Todos: — Vida leva eu...

— Nah. Já disse que acordei melancólico hoje — diz o Presida, cortando a euforia da rapaziada.

— Ah, deixa de ser... — diz o Faka, prestes a cometer um crime inafiançável e imprescritível, quando é interrompido pela voz aveludada do Presida.

— Ouça-me bem, amor

Preste atenção, o mundo é um moinho

Vai triturar teus sonhos tão mesquinhos

Vai reduzir as ilusões a pó.

(Silêncio).


Soda

— Pô, depois dessa...

— Essa música é muito soda.
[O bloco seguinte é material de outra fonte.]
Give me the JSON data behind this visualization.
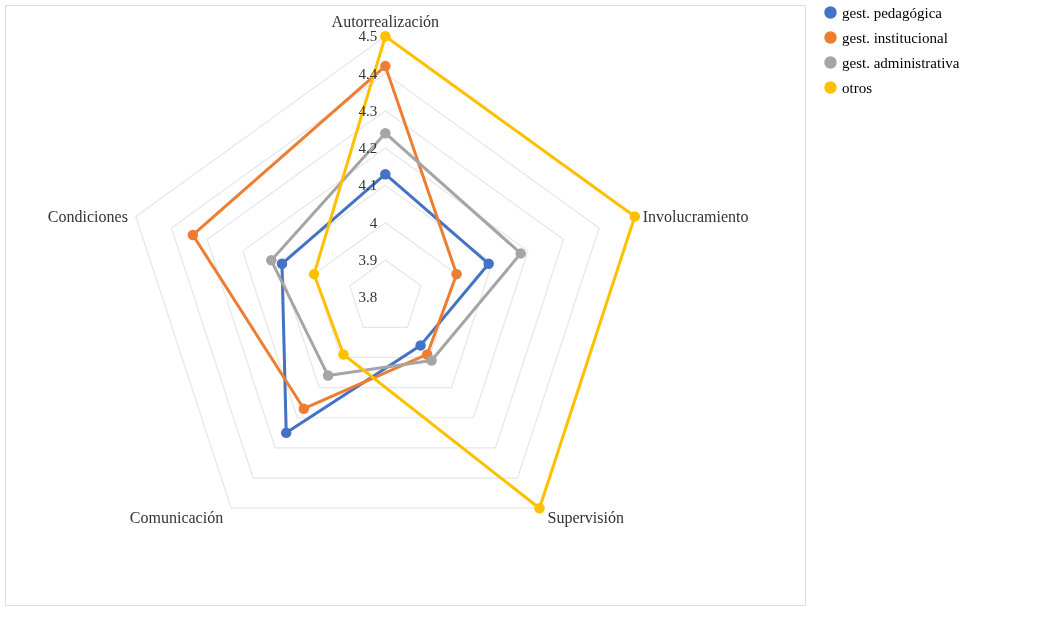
{
  "chart_data": {
    "type": "radar",
    "categories": [
      "Autorrealización",
      "Involucramiento",
      "Supervisión",
      "Comunicación",
      "Condiciones"
    ],
    "ylim": [
      3.8,
      4.5
    ],
    "yticks": [
      3.8,
      3.9,
      4,
      4.1,
      4.2,
      4.3,
      4.4,
      4.5
    ],
    "grid": true,
    "legend": "right",
    "marker": "circle",
    "series": [
      {
        "name": "gest. pedagógica",
        "color": "#4472c4",
        "values": [
          4.13,
          4.09,
          3.96,
          4.25,
          4.09
        ]
      },
      {
        "name": "gest. institucional",
        "color": "#ed7d31",
        "values": [
          4.42,
          4.0,
          3.99,
          4.17,
          4.34
        ]
      },
      {
        "name": "gest. administrativa",
        "color": "#a5a5a5",
        "values": [
          4.24,
          4.18,
          4.01,
          4.06,
          4.12
        ]
      },
      {
        "name": "otros",
        "color": "#ffc000",
        "values": [
          4.5,
          4.5,
          4.5,
          3.99,
          4.0
        ]
      }
    ]
  }
}
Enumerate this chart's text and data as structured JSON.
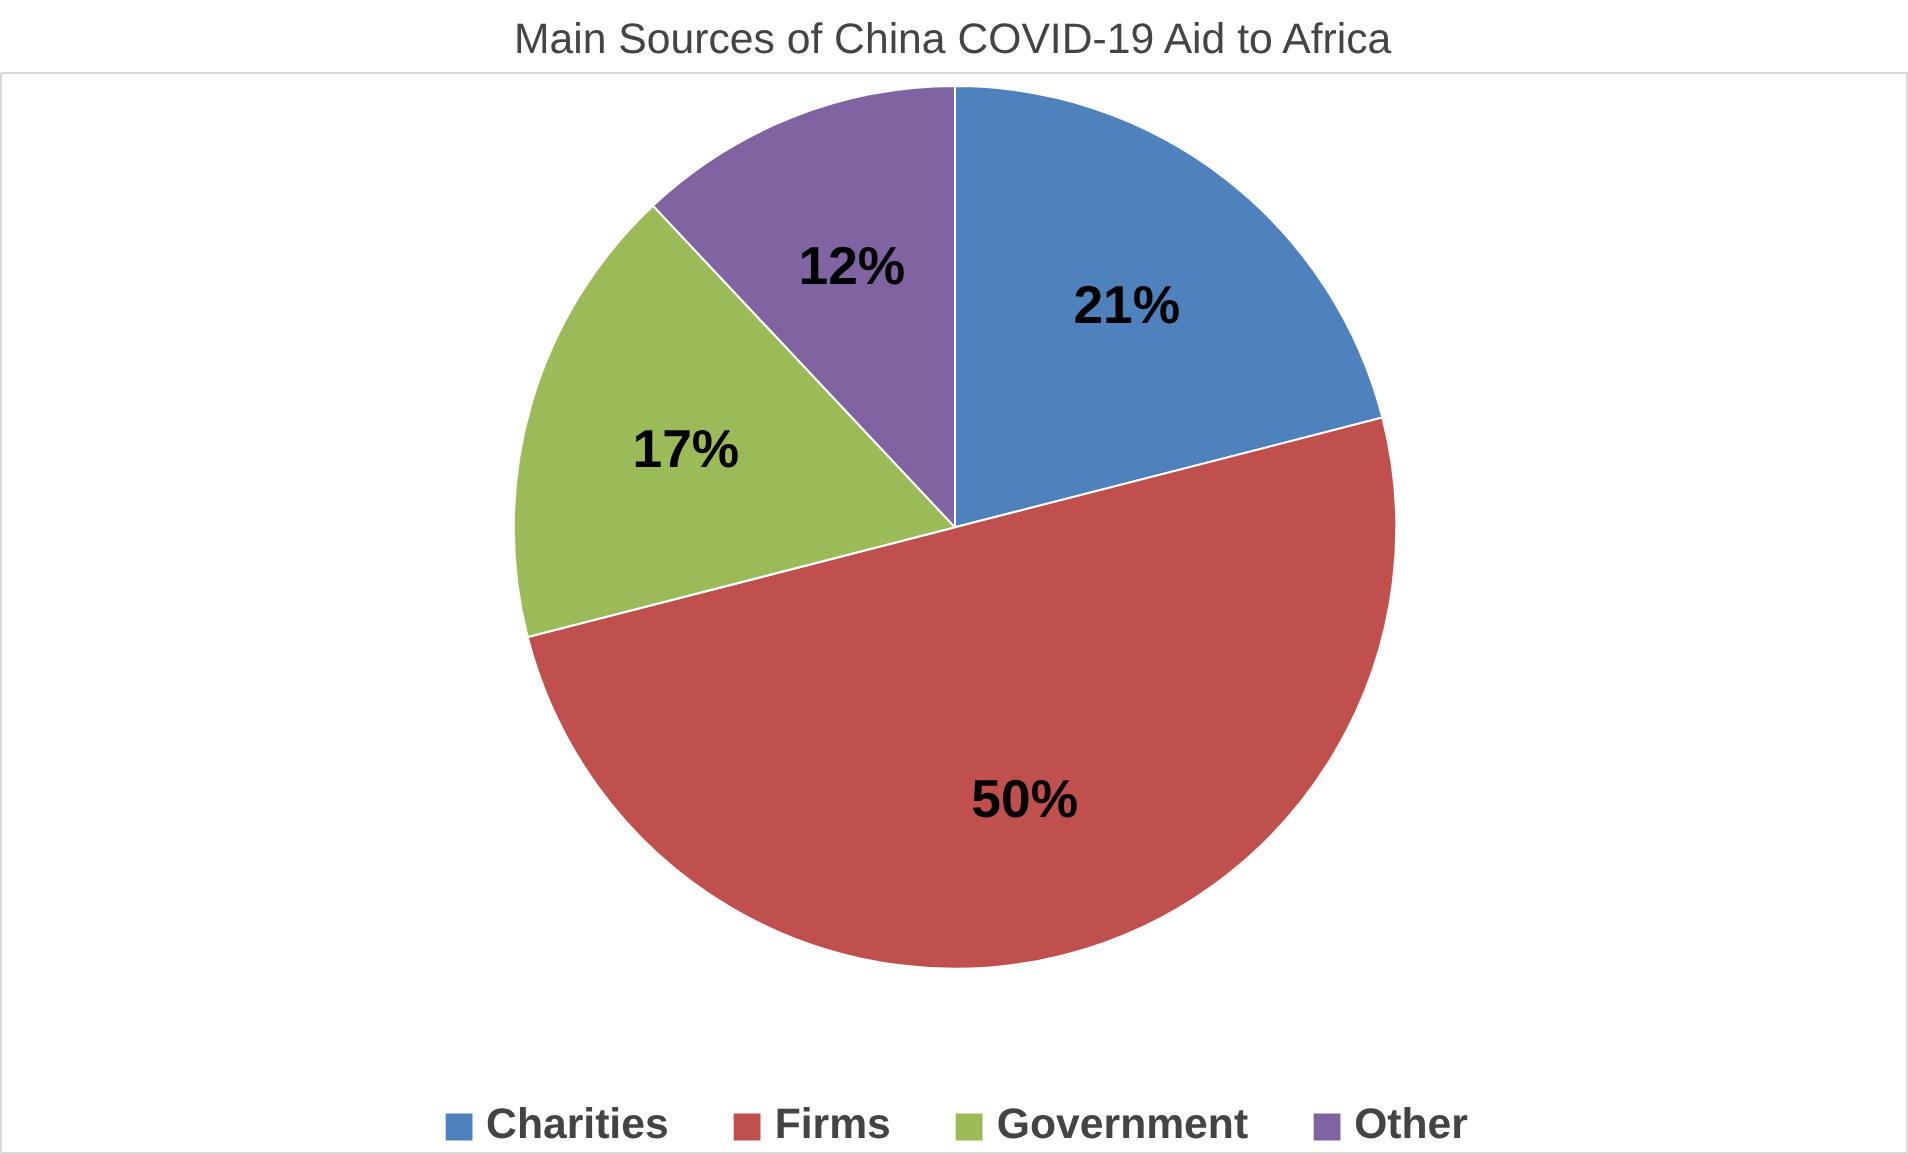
{
  "chart_data": {
    "type": "pie",
    "title": "Main Sources of China COVID-19 Aid to Africa",
    "categories": [
      "Charities",
      "Firms",
      "Government",
      "Other"
    ],
    "values": [
      21,
      50,
      17,
      12
    ],
    "colors": [
      "#4f81bd",
      "#c0504d",
      "#9bbb59",
      "#8064a2"
    ],
    "value_labels": [
      "21%",
      "50%",
      "17%",
      "12%"
    ],
    "legend": "bottom"
  }
}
Tão soda que deveria ser inconstitucional!

— Soda pra baralho.

Todos ficam pensativos por alguns segundos. Até que Xandão, incapaz de se emocionar com os tristíssimos versos de Cartola, quebra o silêncio:

— E aí, pessoal? Já decidiram quando é que a gente vai prender o Bolsonaro?